One night we gave Dave a taste of his own medicine, all carefully planned and orchestrated. When it became my turn to deal I announced that we would be playing a hand of “Oklahoma.” Janey (cabaret singer) chirped in with oh, boy! We haven’t played that one in a couple of nights, have we?? So I started inventing the Oklahoma game on the spot, sort of a blackjack-like affair with impenetrable rules and a rich lore of terminology, all of which I was making up then and there. As I worked my way around the table, somehow Dave always got an ace or some card of interest. (Janey, a former card shark, had stripped the deck to a T.) As Dave sat there contemplating his hand, I would say something like: Now, Dave! Cool hand…you’ve got a Tulsa Gusher starting up there, don’t you, boy? So do you want another card? Dave—totally confused but still gung-ho—would mutter something like well, OK, I guess…and I would respond So??? Dave stared at me. That’s another fifty cents for the card, Dave. Dave would pony up the money. I dealt. Everybody groaned in sympathy on cue. Aw, Dave! Dustbowl. Drat, huh? as Janey swept his money away.
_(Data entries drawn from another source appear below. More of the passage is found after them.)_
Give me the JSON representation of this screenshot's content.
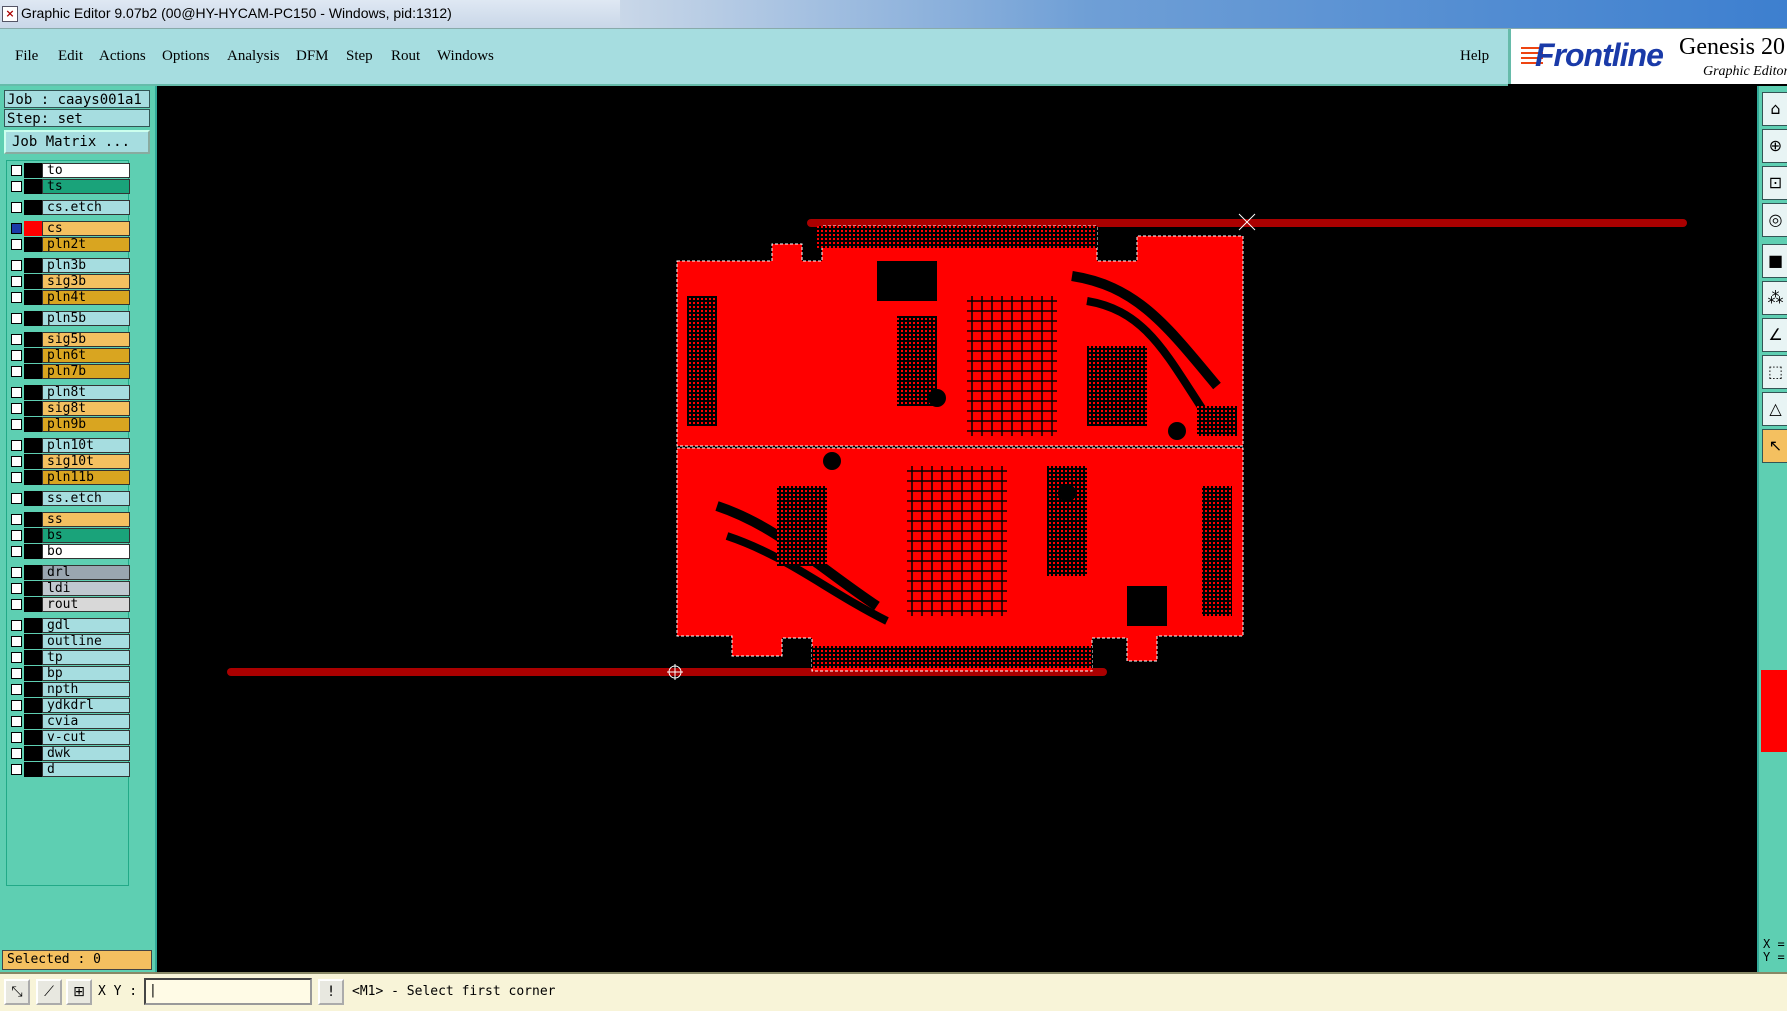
{
  "window": {
    "title": "Graphic Editor 9.07b2 (00@HY-HYCAM-PC150 - Windows, pid:1312)"
  },
  "menu": {
    "items": [
      "File",
      "Edit",
      "Actions",
      "Options",
      "Analysis",
      "DFM",
      "Step",
      "Rout",
      "Windows"
    ],
    "help": "Help"
  },
  "logo": {
    "brand": "Frontline",
    "product": "Genesis 20",
    "subtitle": "Graphic Editor"
  },
  "job": {
    "job_label": "Job : caays001a1",
    "step_label": "Step: set",
    "matrix_button": "Job Matrix ..."
  },
  "layers": [
    {
      "name": "to",
      "color": "#ffffff"
    },
    {
      "name": "ts",
      "color": "#1aa37a"
    },
    {
      "name": "cs.etch",
      "color": "#a6dde0"
    },
    {
      "name": "cs",
      "color": "#f4c060",
      "active": true
    },
    {
      "name": "pln2t",
      "color": "#d9a520"
    },
    {
      "name": "pln3b",
      "color": "#a6dde0"
    },
    {
      "name": "sig3b",
      "color": "#f4c060"
    },
    {
      "name": "pln4t",
      "color": "#d9a520"
    },
    {
      "name": "pln5b",
      "color": "#a6dde0"
    },
    {
      "name": "sig5b",
      "color": "#f4c060"
    },
    {
      "name": "pln6t",
      "color": "#d9a520"
    },
    {
      "name": "pln7b",
      "color": "#d9a520"
    },
    {
      "name": "pln8t",
      "color": "#a6dde0"
    },
    {
      "name": "sig8t",
      "color": "#f4c060"
    },
    {
      "name": "pln9b",
      "color": "#d9a520"
    },
    {
      "name": "pln10t",
      "color": "#a6dde0"
    },
    {
      "name": "sig10t",
      "color": "#f4c060"
    },
    {
      "name": "pln11b",
      "color": "#d9a520"
    },
    {
      "name": "ss.etch",
      "color": "#a6dde0"
    },
    {
      "name": "ss",
      "color": "#f4c060"
    },
    {
      "name": "bs",
      "color": "#1aa37a"
    },
    {
      "name": "bo",
      "color": "#ffffff"
    },
    {
      "name": "drl",
      "color": "#9aa6b0"
    },
    {
      "name": "ldi",
      "color": "#c0c8d0"
    },
    {
      "name": "rout",
      "color": "#d8d8d8"
    },
    {
      "name": "gdl",
      "color": "#a6dde0"
    },
    {
      "name": "outline",
      "color": "#a6dde0"
    },
    {
      "name": "tp",
      "color": "#a6dde0"
    },
    {
      "name": "bp",
      "color": "#a6dde0"
    },
    {
      "name": "npth",
      "color": "#a6dde0"
    },
    {
      "name": "ydkdrl",
      "color": "#a6dde0"
    },
    {
      "name": "cvia",
      "color": "#a6dde0"
    },
    {
      "name": "v-cut",
      "color": "#a6dde0"
    },
    {
      "name": "dwk",
      "color": "#a6dde0"
    },
    {
      "name": "d",
      "color": "#a6dde0"
    }
  ],
  "status": {
    "selected": "Selected : 0",
    "xy_label": "X Y :",
    "prompt": "<M1> - Select first corner",
    "x_read": "X =",
    "y_read": "Y ="
  },
  "colors": {
    "board": "#ff0000",
    "background": "#000000",
    "panel": "#5ecfb2",
    "menu": "#a6dde0"
  }
}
We kept it up a lot longer than you might have thought possible. Dave kept getting more and more confused—that having been the idea—and at one point he said: Wow! I haven’t played this game in YEARS!! which sent Peggy under the table in a fit of hysterics. Fortunately we stopped the whole thing before it went too far and let him in on the joke. Once he realized he’d been had, he just loved it and kept talking about it for, oh, the rest of the cruise. Maybe the rest of his life.

I kept playing the cruise ship gig throughout my thirties; my last summer was at age forty—which I will always remember for the wonderful surprise birthday party the entire ship’s company threw for me. My journey away from the piano was already well under way, so despite some vague talk about my returning for another season, it was time for that particular chapter to end. Those summers have left me with friends, pictures, and lots of fond memories. But no memory is more affectionate than those cheery, family-ish poker games in the wee hours of the morning, while the dumpy old ship chugged along its well-traveled route through the endless Alaskan summertime twilight.